What He's Really Thinking When You Fight
Anatomy of an Argument
Seen one way, Liz's fight with Tim is nothing more than a garden-variety marital spat. But viewed in another light, it illustrates how differently men and women react to an emotionally charged event, whether something as seemingly minor as being late to a party or something as major as a job loss. Why? Scientists are discovering that, starting in the womb, and for as long as we live, men and women receive information into brains that are significantly different in anatomy and chemical composition. Indeed, the very systems we use to produce ideas and emotion, to create memories, to conceptualize and internalize our experiences, and to solve problems are profoundly gender specific.
To show you what I mean, let's go back and look, not at who's right and who's wrong, but at the "anatomy" of Liz and Tim's argument. Within seconds of her arrival home, Liz is in full battle readiness. As she processes each new stressor -- the untidy house, the unmade cookies, the issue at work -- her brain signals for hormones to help her cope with the stress by raising her blood pressure and pushing her heart to beat at a rate almost twice what's normal. Why? It boosts her ability to think clearly and make executive decisions; it also helps make a more accurate and detailed memory of the quarrel. This was probably a more useful adaptation for our distant ancestors, when mothers parenting vulnerable and dependent children and caring for other family members needed detailed recall of situations that had previously posed danger. What's more, in women the amygdala, the part of the brain that receives and responds to stressors, has extensive connections to the parts of the brain that control blood pressure and heart rate. Men, on the other hand, have a less-extensive network: Tim is engrossed in his game, cool as a cucumber.

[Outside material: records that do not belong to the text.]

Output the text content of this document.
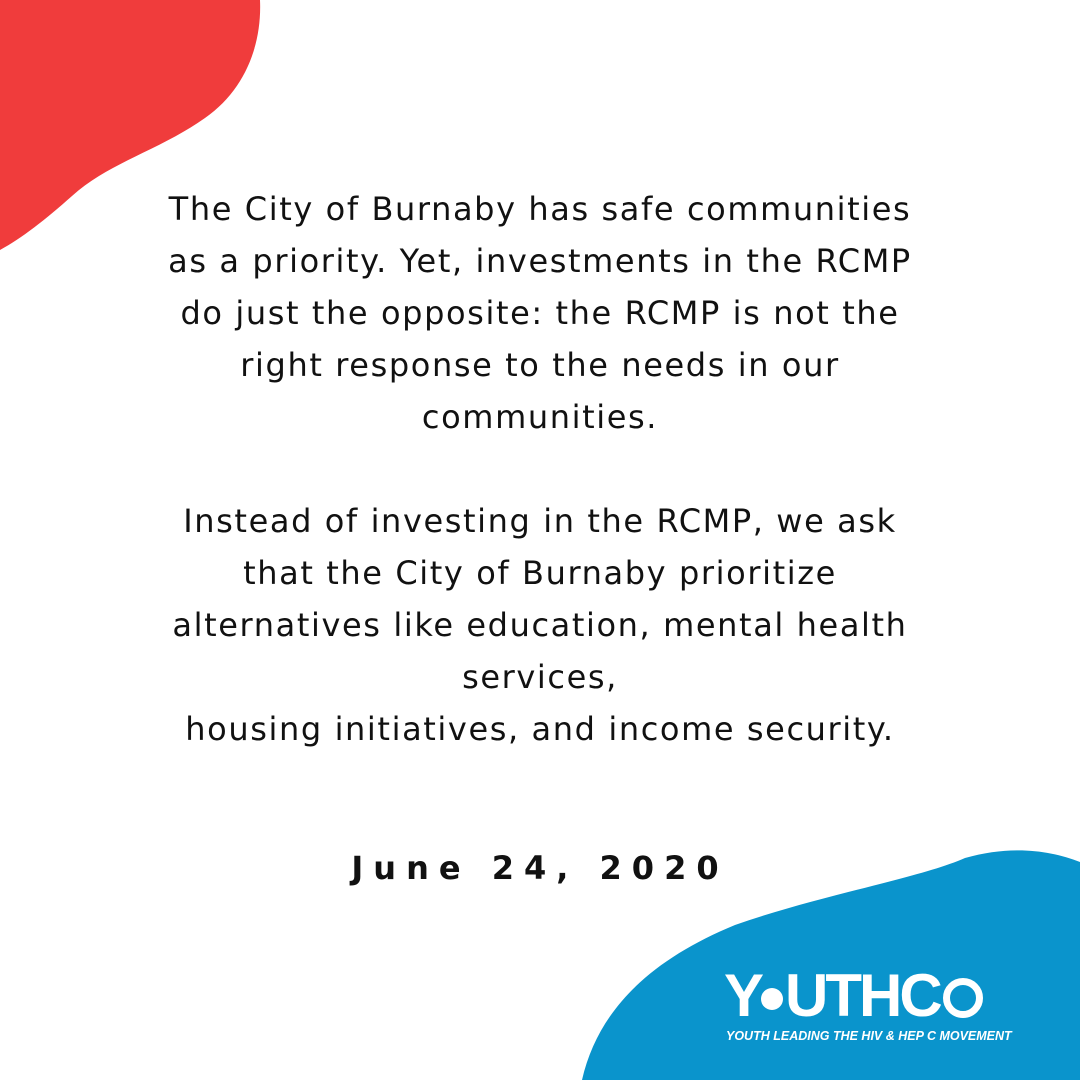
The City of Burnaby has safe communities
as a priority. Yet, investments in the RCMP
do just the opposite: the RCMP is not the
right response to the needs in our
communities.
Instead of investing in the RCMP, we ask
that the City of Burnaby prioritize
alternatives like education, mental health
services,
housing initiatives, and income security.
June 24, 2020
Y UTHC
YOUTH LEADING THE HIV & HEP C MOVEMENT
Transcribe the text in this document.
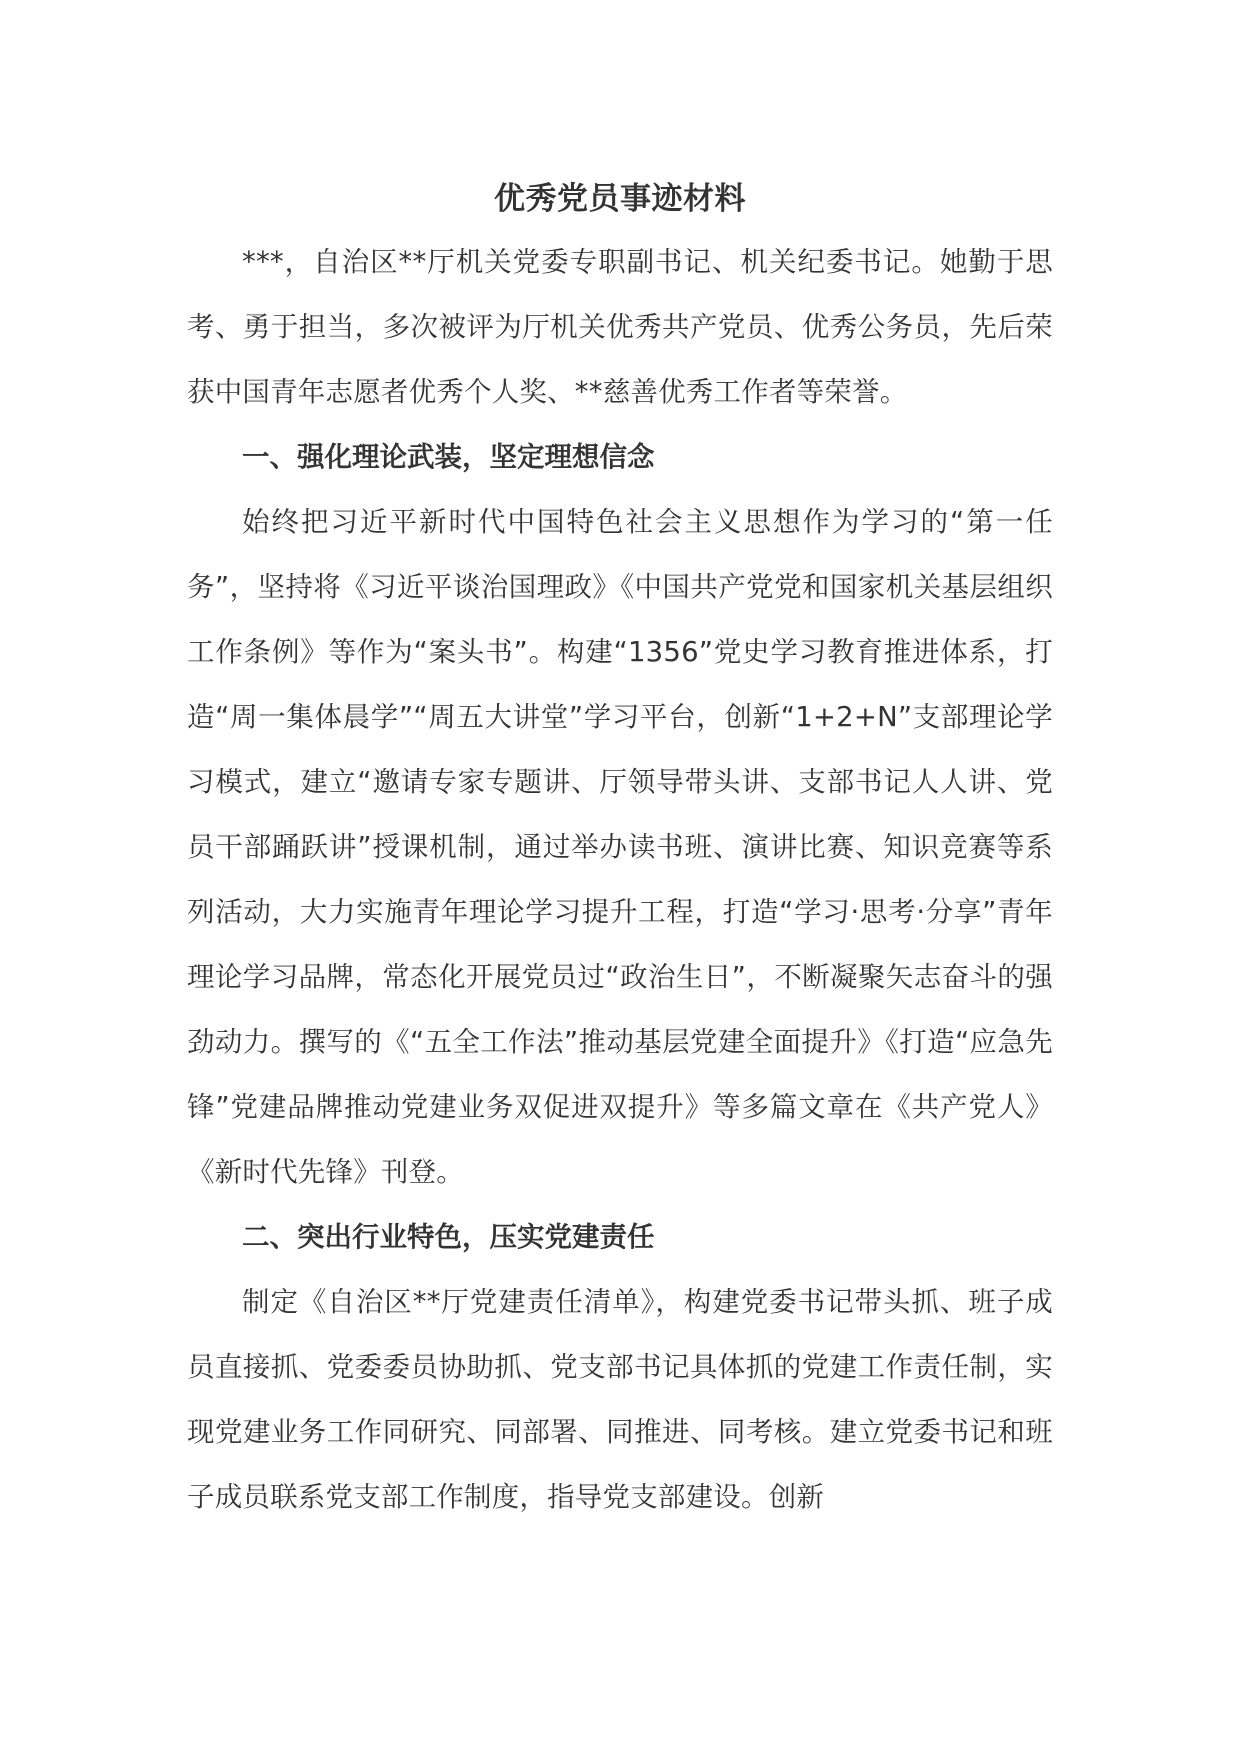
优秀党员事迹材料

***，自治区**厅机关党委专职副书记、机关纪委书记。她勤于思考、勇于担当，多次被评为厅机关优秀共产党员、优秀公务员，先后荣获中国青年志愿者优秀个人奖、**慈善优秀工作者等荣誉。

一、强化理论武装，坚定理想信念

始终把习近平新时代中国特色社会主义思想作为学习的“第一任务”，坚持将《习近平谈治国理政》《中国共产党党和国家机关基层组织工作条例》等作为“案头书”。构建“1356”党史学习教育推进体系，打造“周一集体晨学”“周五大讲堂”学习平台，创新“1+2+N”支部理论学习模式，建立“邀请专家专题讲、厅领导带头讲、支部书记人人讲、党员干部踊跃讲”授课机制，通过举办读书班、演讲比赛、知识竞赛等系列活动，大力实施青年理论学习提升工程，打造“学习·思考·分享”青年理论学习品牌，常态化开展党员过“政治生日”，不断凝聚矢志奋斗的强劲动力。撰写的《“五全工作法”推动基层党建全面提升》《打造“应急先锋”党建品牌推动党建业务双促进双提升》等多篇文章在《共产党人》《新时代先锋》刊登。

二、突出行业特色，压实党建责任

制定《自治区**厅党建责任清单》，构建党委书记带头抓、班子成员直接抓、党委委员协助抓、党支部书记具体抓的党建工作责任制，实现党建业务工作同研究、同部署、同推进、同考核。建立党委书记和班子成员联系党支部工作制度，指导党支部建设。创新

Had he been left to his own devices, Tim probably would have responded to the time crunch by deciding to forget the cookies, figuring there would be enough food at the party without their contribution. Liz's hormones saw to it that she deemed otherwise. Under stress, a woman's body releases high levels of a hormone called oxytocin, a gender-specific and powerful chemical that predisposes women to make and preserve connections with other people, especially those who can help them, as Tim's parents could help Liz with Ella. That night, the hormone powered Liz to go the extra mile by making a batch of cookies to facilitate bonding.
What's more, Liz has more gray matter in the frontal cortex of her brain, the area just behind the eyes, than Tim does. This is the executive center of the brain, the CEO that controls our complex behaviors. Liz also has more connections between the two sides of her brain, which may explain how she is able to process several different streams of information at the same time -- dealing with her work issue while making a recipe, for instance, or endlessly analyzing her argument with Tim while making breakfast. Tim, for the most part, activates only one side of his brain when processing information. This means that he deals with one thing at a time: He identifies a problem, comes up with a solution, and moves on. That was one of the reasons he hadn't paid much attention to Ella's needs: His answer to the "problem" -- that they were going to be late for the party -- was to get the child dressed as quickly as possible.